Modo de voz avanzado: un ritmo de conversación y una expresión más naturales
El modo de voz avanzado de ChatGPT se está habilitando por tandas, y las mejoras principales se concentran en la velocidad de respuesta, la estabilidad y el realismo de la voz. En la experiencia real, puedes tratarlo como una conversación oral de “hablar mientras repreguntas”, sin tener que escribir primero una larga parrafada.

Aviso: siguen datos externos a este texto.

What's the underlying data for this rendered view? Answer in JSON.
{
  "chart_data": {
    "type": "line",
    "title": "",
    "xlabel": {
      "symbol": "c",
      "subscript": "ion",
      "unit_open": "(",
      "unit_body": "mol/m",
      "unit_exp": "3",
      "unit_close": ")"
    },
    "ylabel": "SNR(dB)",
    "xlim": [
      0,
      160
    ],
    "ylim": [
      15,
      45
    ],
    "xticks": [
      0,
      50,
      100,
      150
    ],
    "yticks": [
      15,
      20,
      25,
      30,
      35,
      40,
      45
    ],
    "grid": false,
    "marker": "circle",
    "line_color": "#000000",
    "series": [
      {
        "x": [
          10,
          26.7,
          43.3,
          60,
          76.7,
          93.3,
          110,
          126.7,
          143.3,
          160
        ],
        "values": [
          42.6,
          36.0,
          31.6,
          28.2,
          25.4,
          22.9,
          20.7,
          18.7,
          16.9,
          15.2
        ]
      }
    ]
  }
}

Si ves que aún no aparece la entrada de voz, normalmente es porque la función todavía no se ha desplegado en tu cuenta, no por un error de configuración. Se recomienda usarlo con una conexión estable y dejar claro tu objetivo en la conversación, por ejemplo: “primero dame la conclusión y luego la explicación”; así las respuestas de voz de ChatGPT serán más concisas.
Llega la función de memoria: que ChatGPT recuerde tus preferencias, y poder borrarlas en cualquier momento
La función de memoria ya alcanza a más usuarios de ChatGPT y hace que las preferencias que mencionas repetidamente tengan “efecto a largo plazo”, como el idioma habitual, el estilo de escritura, el contexto laboral, etc. Más importante aún: cuando ChatGPT actualiza la memoria, te lo indica, para que sepas exactamente qué ha recordado.
Las opciones de control también son más finas: puedes desactivar la memoria de ChatGPT, eliminar un recuerdo concreto o usar un chat temporal para evitar que se registre. Para quienes se preocupan por la privacidad, esto es más controlable que “recordarlo todo por defecto”.